Topics included: practical information around things like power of attorney and the kinds of services that are available to people if they need more support; how to pick-up the cues which may show if someone wants to talk; and the importance of letting loved ones know your wishes in advance.
We’re really pleased that this project was very well received, with volunteers at Age UK and Entelechy Arts saying, “As a volunteer befriender with Age UK this sort of conversation could be quite likely to arise” and “I now have a lot more of an idea of how to tackle conversations that may be deemed as difficult at first, and work through them, rather than be tempted to close up a conversation.”

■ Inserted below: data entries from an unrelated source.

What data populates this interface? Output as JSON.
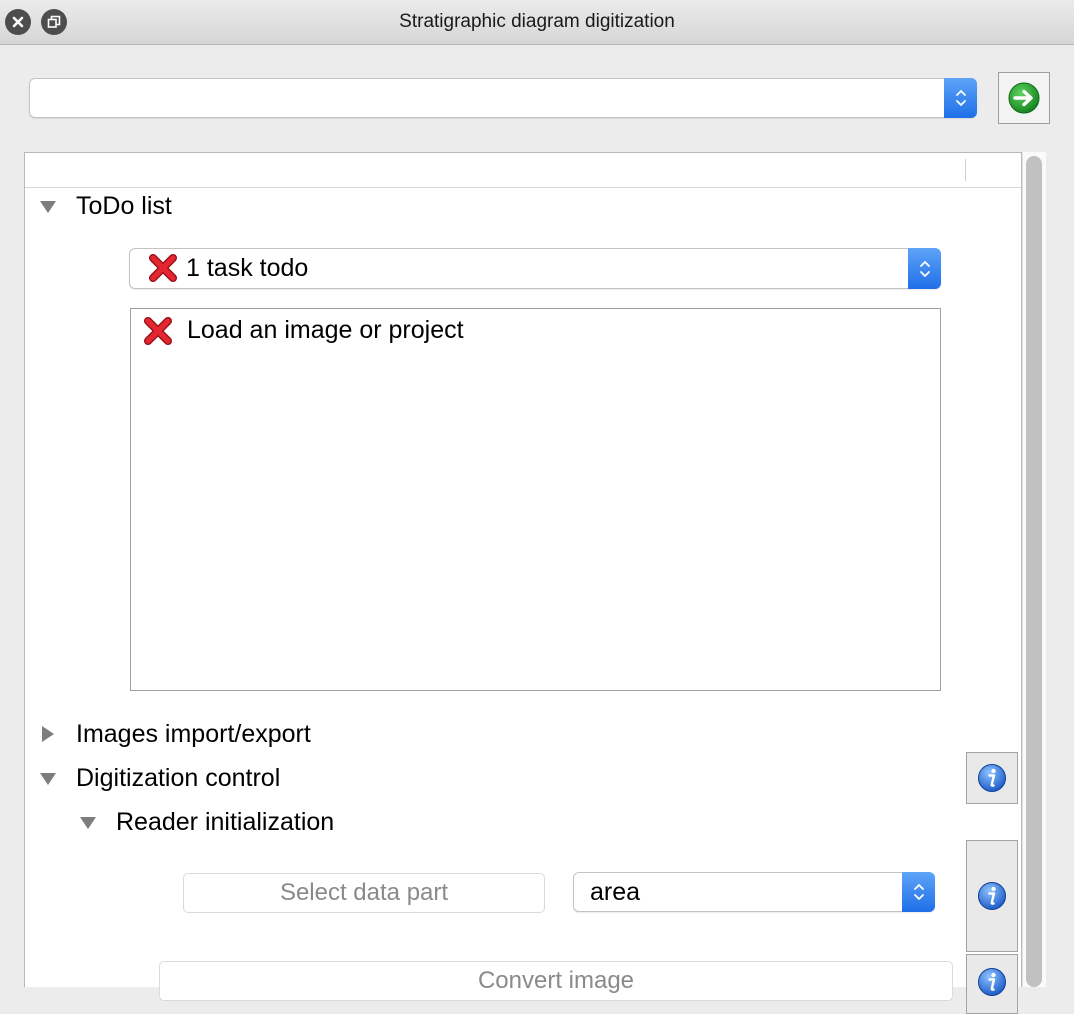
{
  "window": {
    "title": "Stratigraphic diagram digitization"
  },
  "toolbar": {
    "combo_value": ""
  },
  "todo": {
    "section_label": "ToDo list",
    "summary": "1 task todo",
    "tasks": [
      "Load an image or project"
    ]
  },
  "sections": {
    "images": "Images import/export",
    "digitization": "Digitization control",
    "reader": "Reader initialization"
  },
  "reader": {
    "select_button": "Select data part",
    "data_part_value": "area",
    "convert_button": "Convert image"
  },
  "colors": {
    "accent_blue": "#1f6fe8",
    "go_green": "#1c9a2a",
    "error_red": "#d8202a"
  }
}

I have learnt not to be afraid of the subject.
Another commented, “The training showed me the possible situations where it would be appropriate to engage in discussions about loss, leading possibly to thoughts on dying, and learning about help that might be available. I probably would not have felt it appropriate before the training.”
One volunteer said simply, “I have learnt not to be afraid of the subject.”
We’re really pleased to have supported other organisations to develop expertise of their own around dying and bereavement and helped more people in the local community too. We know that there’s a big appetite for other organisations to learn from our experience which, when our new Learning Hub is up and running, we hope to see fly!